Behind the press releases and the stock market bumps (ideaForge is a publicly traded entity), there is a human story of engineering confidence. 

The NTPS specifically cited the “professionalism and support of the ideaForge team” as a key factor in the partnership . In the world of flight testing, the machine is only half the equation. The ground control station (GCS), the software interface, and the data relay matter just as much. 

The SWITCH’s BlueFire Touch Ground Control Station offers features like terrain avoidance, 3D map integration, and mission replay—features that allow test pilots to dissect every millisecond of a flight . This data-rich environment is exactly what a test pilot school needs. It turns a simple surveillance flight into a classroom case study on systems integration. 

A $23 Billion Horizon 

This training exercise comes at a time when India is eyeing a $23 billion drone economy by 2030 . The recent Operation Sindoor demonstrated the tactical utility of drones in modern conflict, spurring demand not just in defence, but in agriculture, logistics, and disaster management . 
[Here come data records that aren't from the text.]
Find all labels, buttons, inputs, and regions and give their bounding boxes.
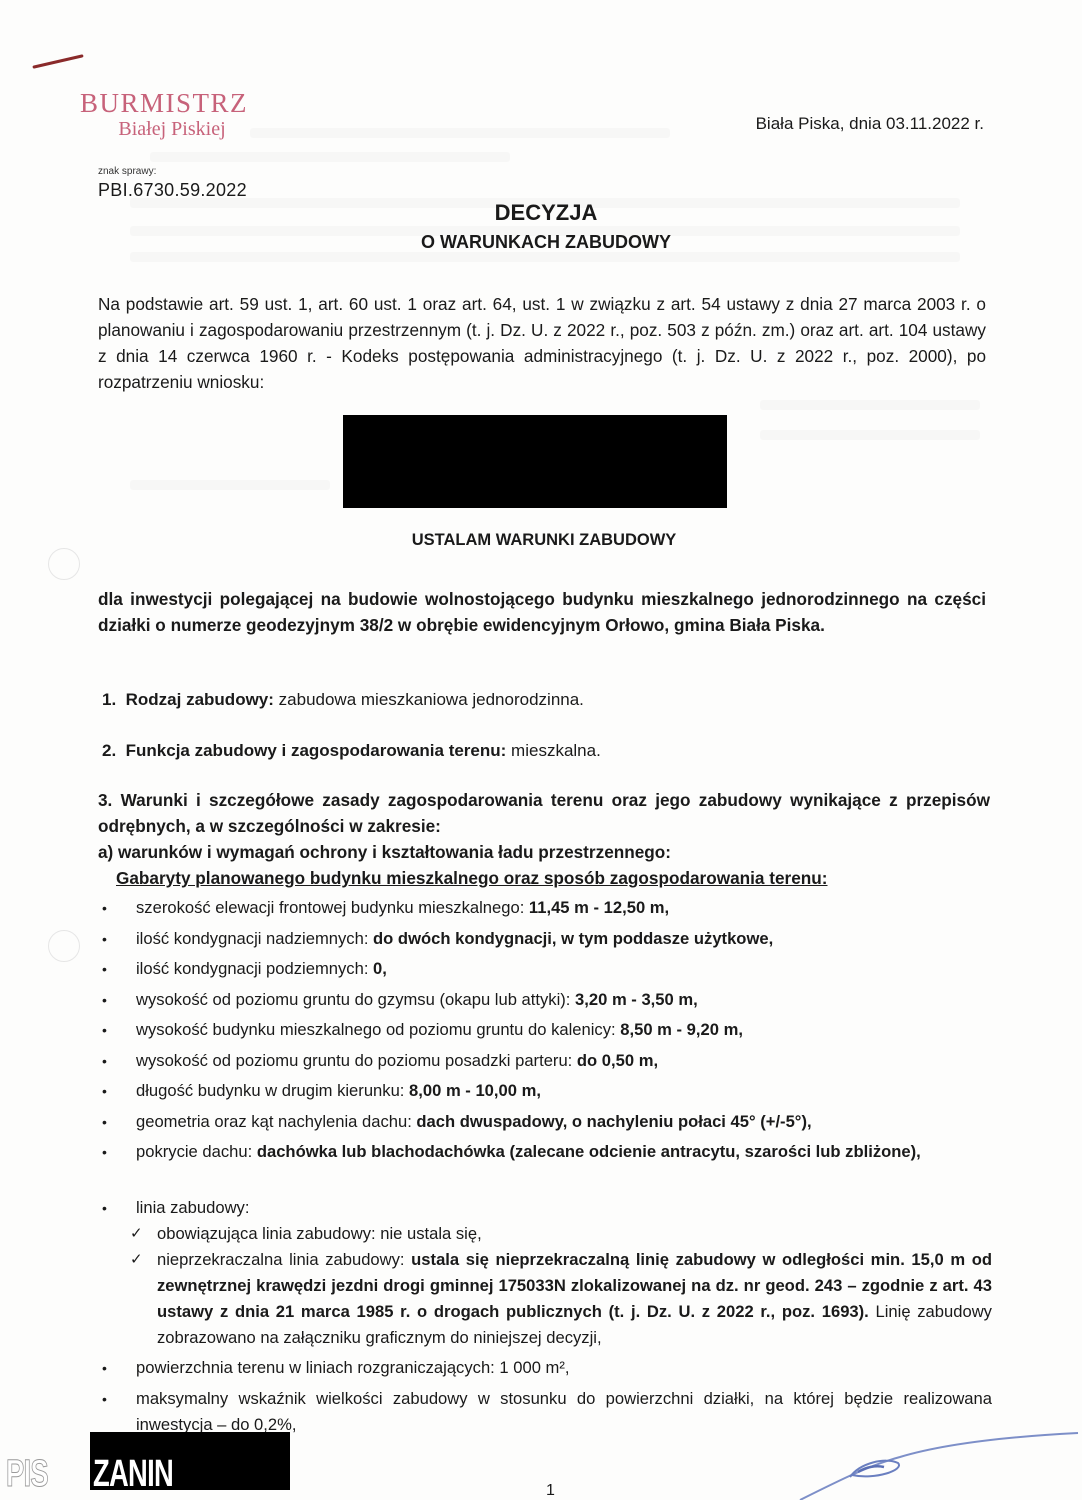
item-1-label: Rodzaj zabudowy: <box>126 690 274 709</box>
decision-heading: USTALAM WARUNKI ZABUDOWY <box>0 531 1082 550</box>
list-item: •ilość kondygnacji nadziemnych: do dwóch… <box>100 926 992 957</box>
check-icon: ✓ <box>130 1247 143 1273</box>
item-1-value: zabudowa mieszkaniowa jednorodzinna. <box>279 690 584 709</box>
item-1-number: 1. <box>102 690 116 709</box>
watermark-outline: PIS <box>6 1455 48 1493</box>
title-line1: DECYZJA <box>0 200 1082 226</box>
check-icon: ✓ <box>130 1221 143 1247</box>
list-item: •wysokość budynku mieszkalnego od poziom… <box>100 1017 992 1048</box>
stamp-subtitle: Białej Piskiej <box>80 119 248 139</box>
section-3-intro: 3. Warunki i szczegółowe zasady zagospod… <box>98 787 990 839</box>
list-item: •ilość kondygnacji podziemnych: 0, <box>100 956 992 987</box>
investment-description: dla inwestycji polegającej na budowie wo… <box>98 586 986 638</box>
section-3-sub-a: a) warunków i wymagań ochrony i kształto… <box>98 839 990 865</box>
bullet-icon: • <box>102 926 107 952</box>
pen-mark <box>32 54 83 69</box>
section-3-subheading: Gabaryty planowanego budynku mieszkalneg… <box>98 865 990 891</box>
title-line2: O WARUNKACH ZABUDOWY <box>0 232 1082 253</box>
bullet-icon: • <box>102 1355 107 1381</box>
punch-hole-mark <box>48 930 80 962</box>
bullet-icon: • <box>102 1386 107 1412</box>
bullet-icon: • <box>102 1048 107 1074</box>
watermark-solid: ZANIN <box>93 1455 173 1493</box>
bullet-icon: • <box>102 1139 107 1165</box>
scan-bleed <box>760 430 980 440</box>
list-item: •powierzchnia terenu w liniach rozgranic… <box>100 1355 992 1386</box>
document-title: DECYZJA O WARUNKACH ZABUDOWY <box>0 200 1082 253</box>
scan-bleed <box>150 152 510 162</box>
building-line-mandatory: ✓obowiązująca linia zabudowy: nie ustala… <box>100 1221 992 1247</box>
case-label: znak sprawy: <box>98 166 156 177</box>
item-2-number: 2. <box>102 741 116 760</box>
scan-bleed <box>130 480 330 490</box>
list-item: •linia zabudowy: <box>100 1195 992 1221</box>
bullet-icon: • <box>102 956 107 982</box>
punch-hole-mark <box>48 548 80 580</box>
list-item: •geometria oraz kąt nachylenia dachu: da… <box>100 1109 992 1140</box>
scan-bleed <box>130 252 960 262</box>
bullet-icon: • <box>102 895 107 921</box>
section-3: 3. Warunki i szczegółowe zasady zagospod… <box>98 787 990 891</box>
signature-icon <box>780 1425 1080 1500</box>
list-item: •pokrycie dachu: dachówka lub blachodach… <box>100 1139 992 1195</box>
bullet-icon: • <box>102 1109 107 1135</box>
building-line-nonexceedable: ✓nieprzekraczalna linia zabudowy: ustala… <box>100 1247 992 1351</box>
bullet-icon: • <box>102 1017 107 1043</box>
place-date: Biała Piska, dnia 03.11.2022 r. <box>756 114 984 134</box>
item-1: 1. Rodzaj zabudowy: zabudowa mieszkaniow… <box>102 690 584 710</box>
scan-bleed <box>760 400 980 410</box>
stamp-title: BURMISTRZ <box>80 90 248 117</box>
mayor-stamp: BURMISTRZ Białej Piskiej <box>80 90 248 139</box>
item-2-value: mieszkalna. <box>511 741 601 760</box>
list-item: •szerokość elewacji frontowej budynku mi… <box>100 895 992 926</box>
list-item: •wysokość od poziomu gruntu do poziomu p… <box>100 1048 992 1079</box>
case-number: PBI.6730.59.2022 <box>98 180 247 201</box>
page-number: 1 <box>546 1482 555 1500</box>
parameters-list: •szerokość elewacji frontowej budynku mi… <box>100 895 992 1442</box>
bullet-icon: • <box>102 987 107 1013</box>
list-item: •wysokość od poziomu gruntu do gzymsu (o… <box>100 987 992 1018</box>
item-2-label: Funkcja zabudowy i zagospodarowania tere… <box>126 741 507 760</box>
redacted-applicant-block <box>343 415 727 508</box>
bullet-icon: • <box>102 1078 107 1104</box>
legal-basis: Na podstawie art. 59 ust. 1, art. 60 ust… <box>98 291 986 395</box>
item-2: 2. Funkcja zabudowy i zagospodarowania t… <box>102 741 601 761</box>
list-item: •długość budynku w drugim kierunku: 8,00… <box>100 1078 992 1109</box>
scan-bleed <box>250 128 670 138</box>
bullet-icon: • <box>102 1195 107 1221</box>
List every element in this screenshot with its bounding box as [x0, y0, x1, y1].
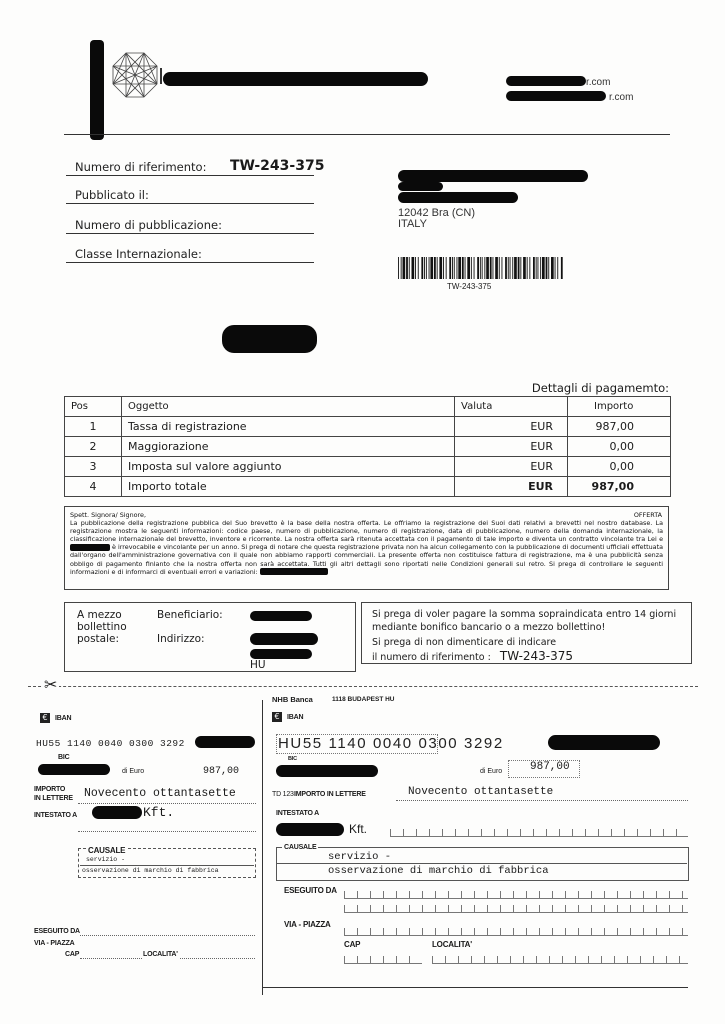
field-rule: [78, 803, 256, 804]
payee-label: INTESTATO A: [34, 812, 77, 819]
row-item: Maggiorazione: [122, 437, 455, 457]
website-2: r.com: [609, 92, 633, 103]
street-label: VIA - PIAZZA: [34, 940, 75, 947]
field-rule: [78, 831, 256, 832]
payee-suffix: Kft.: [349, 822, 367, 836]
euro-label: di Euro: [480, 768, 502, 775]
redacted-addressee: [222, 325, 317, 353]
table-row: 3 Imposta sul valore aggiunto EUR 0,00: [65, 457, 671, 477]
executed-by-field[interactable]: [80, 935, 255, 936]
offer-title: OFFERTA: [634, 511, 662, 519]
payee-suffix: Kft.: [143, 805, 174, 820]
column-header: Pos: [65, 397, 122, 417]
zip-label: CAP: [344, 940, 360, 949]
published-label: Pubblicato il:: [75, 188, 149, 202]
reference-number-value: TW-243-375: [230, 158, 324, 174]
row-pos: 4: [65, 477, 122, 497]
table-header: Pos Oggetto Valuta Importo: [65, 397, 671, 417]
row-pos: 1: [65, 417, 122, 437]
field-rule: [66, 233, 314, 234]
payee-field[interactable]: [390, 829, 688, 837]
reason-line-1: servizio -: [328, 851, 391, 863]
bank-address: 1118 BUDAPEST HU: [332, 696, 395, 703]
amount-words: Novecento ottantasette: [408, 786, 553, 798]
international-class-label: Classe Internazionale:: [75, 247, 202, 261]
column-header: Oggetto: [122, 397, 455, 417]
redacted-iban-end: [548, 735, 660, 750]
redacted-bic: [276, 765, 378, 777]
redacted-iban-end: [195, 736, 255, 748]
amount-value: 987,00: [203, 766, 239, 777]
field-rule: [66, 262, 314, 263]
payment-method-2: bollettino: [77, 622, 127, 633]
payment-method-3: postale:: [77, 634, 119, 645]
column-header: Valuta: [455, 397, 568, 417]
reason-divider: [276, 863, 687, 864]
executed-by-field-2[interactable]: [344, 905, 688, 913]
row-currency: EUR: [455, 417, 568, 437]
slip-divider: [262, 700, 263, 995]
redacted-beneficiary: [250, 611, 312, 621]
redacted-bic: [38, 764, 110, 775]
reason-line-1: servizio -: [86, 856, 125, 863]
euro-label: di Euro: [122, 768, 144, 775]
header-rule: [64, 134, 670, 135]
row-currency: EUR: [455, 437, 568, 457]
cut-line: [28, 686, 698, 687]
row-pos: 3: [65, 457, 122, 477]
euro-icon: €: [40, 713, 50, 723]
city-field[interactable]: [432, 956, 688, 964]
amount-words-label-1: IMPORTO: [34, 786, 65, 793]
field-rule: [66, 175, 314, 176]
offer-body-1: La pubblicazione della registrazione pub…: [70, 519, 663, 543]
city-label: LOCALITA': [432, 940, 472, 949]
offer-body-2: è irrevocabile e vincolante per un anno.…: [70, 543, 663, 575]
row-item: Imposta sul valore aggiunto: [122, 457, 455, 477]
zip-label: CAP: [65, 951, 79, 958]
executed-by-field-1[interactable]: [344, 891, 688, 899]
iban-value: HU55 1140 0040 0300 3292: [278, 735, 504, 752]
address-label: Indirizzo:: [157, 634, 205, 645]
instructions-ref-label: il numero di riferimento :: [372, 652, 491, 663]
redacted-website: [506, 76, 586, 86]
website-1: r.com: [586, 77, 610, 88]
recipient-country: ITALY: [398, 219, 427, 230]
redacted-address: [250, 649, 312, 659]
row-amount: 987,00: [568, 477, 671, 497]
row-item: Tassa di registrazione: [122, 417, 455, 437]
table-row-total: 4 Importo totale EUR 987,00: [65, 477, 671, 497]
payment-table: Pos Oggetto Valuta Importo 1 Tassa di re…: [64, 396, 671, 497]
payment-method-1: A mezzo: [77, 610, 122, 621]
redacted-website: [506, 91, 606, 101]
amount-words: Novecento ottantasette: [84, 787, 236, 800]
reference-number-label: Numero di riferimento:: [75, 160, 206, 174]
offer-greeting: Spett. Signora/ Signore,: [70, 511, 663, 519]
logo-divider: [160, 68, 162, 84]
amount-words-label-2: IN LETTERE: [34, 795, 73, 802]
instructions-ref-value: TW-243-375: [500, 649, 573, 663]
zip-field[interactable]: [344, 956, 422, 964]
payment-details-title: Dettagli di pagamemto:: [532, 381, 669, 395]
field-rule: [396, 800, 688, 801]
instructions-line-2: mediante bonifico bancario o a mezzo bol…: [372, 622, 681, 635]
scissors-icon: ✂: [42, 677, 59, 693]
euro-icon: €: [272, 712, 282, 722]
iban-value: HU55 1140 0040 0300 3292: [36, 738, 185, 749]
field-rule: [66, 203, 314, 204]
bic-label: BIC: [58, 754, 69, 761]
zip-field[interactable]: [80, 958, 142, 959]
form-code: TD 123: [272, 791, 294, 798]
barcode-icon: [398, 257, 563, 279]
instructions-line-1: Si prega di voler pagare la somma soprai…: [372, 609, 681, 622]
barcode-label: TW-243-375: [447, 282, 491, 291]
amount-words-label: IMPORTO IN LETTERE: [294, 791, 366, 798]
publication-number-label: Numero di pubblicazione:: [75, 218, 222, 232]
instructions-line-3: Si prega di non dimenticare di indicare: [372, 637, 681, 650]
slip-bottom-rule: [262, 987, 688, 988]
redacted-recipient-street: [398, 192, 518, 203]
table-row: 1 Tassa di registrazione EUR 987,00: [65, 417, 671, 437]
redacted-payee: [276, 823, 344, 836]
row-currency: EUR: [455, 477, 568, 497]
street-label: VIA - PIAZZA: [284, 920, 331, 929]
redacted-payee: [92, 806, 142, 819]
column-header: Importo: [568, 397, 671, 417]
redacted-contact: [260, 568, 328, 575]
reason-line-2: osservazione di marchio di fabbrica: [328, 865, 549, 877]
octagon-network-logo-icon: [112, 52, 158, 98]
city-label: LOCALITA': [143, 951, 178, 958]
amount-value: 987,00: [530, 761, 570, 773]
offer-box: OFFERTA Spett. Signora/ Signore, La pubb…: [64, 506, 669, 590]
payee-country: HU: [250, 660, 266, 671]
executed-by-label: ESEGUITO DA: [284, 886, 337, 895]
reason-line-2: osservazione di marchio di fabbrica: [82, 867, 219, 874]
reason-label: CAUSALE: [282, 844, 318, 851]
redacted-recipient-name: [398, 170, 588, 182]
payee-label: INTESTATO A: [276, 810, 319, 817]
redacted-address: [250, 633, 318, 645]
offer-text: La pubblicazione della registrazione pub…: [70, 519, 663, 576]
bic-label: BIC: [288, 756, 297, 762]
iban-label: IBAN: [55, 715, 71, 722]
redacted-company-name: [163, 72, 428, 86]
row-amount: 987,00: [568, 417, 671, 437]
bank-name: NHB Banca: [272, 695, 313, 704]
row-amount: 0,00: [568, 457, 671, 477]
iban-label: IBAN: [287, 714, 303, 721]
reason-label: CAUSALE: [86, 846, 127, 855]
instructions-line-4: il numero di riferimento : TW-243-375: [372, 650, 681, 665]
row-item: Importo totale: [122, 477, 455, 497]
executed-by-label: ESEGUITO DA: [34, 928, 80, 935]
redacted-recipient-line: [398, 182, 443, 191]
street-field[interactable]: [344, 928, 688, 936]
beneficiary-label: Beneficiario:: [157, 610, 223, 621]
instructions-box: Si prega di voler pagare la somma soprai…: [361, 602, 692, 664]
city-field[interactable]: [180, 958, 255, 959]
redacted-mark: [90, 40, 104, 140]
row-currency: EUR: [455, 457, 568, 477]
row-pos: 2: [65, 437, 122, 457]
payee-box: A mezzo bollettino postale: Beneficiario…: [64, 602, 356, 672]
redacted-company: [70, 544, 110, 551]
table-row: 2 Maggiorazione EUR 0,00: [65, 437, 671, 457]
reason-divider: [80, 865, 254, 866]
row-amount: 0,00: [568, 437, 671, 457]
However, the Indian drone industry still faces challenges. Currently, a significant percentage of high-end components like flight controllers are imported, often from China . For India to truly capture that $23 billion horizon, companies like ideaForge must prove that the entire ecosystem—airframe, software, and AI—is world-class. 

The NTPS contract is a powerful signal to global investors and procurement agencies that the “software-defined” innovation coming out of India is ready for prime time. 

The Road Ahead 

As the week concludes in Mojave, the real work begins. These NATO personnel will return to their units with firsthand experience of Indian engineering. For ideaForge, this opens the door to deeper institutional partnerships and long-term platform adoption by international defence stakeholders . 

In the larger narrative, this is a coming-of-age story. For decades, “Make in India” was a domestic slogan. Today, in the skies above California, it has become an international credential. The world’s biggest defence stages are no longer just places where India performs; they are places where India instructs.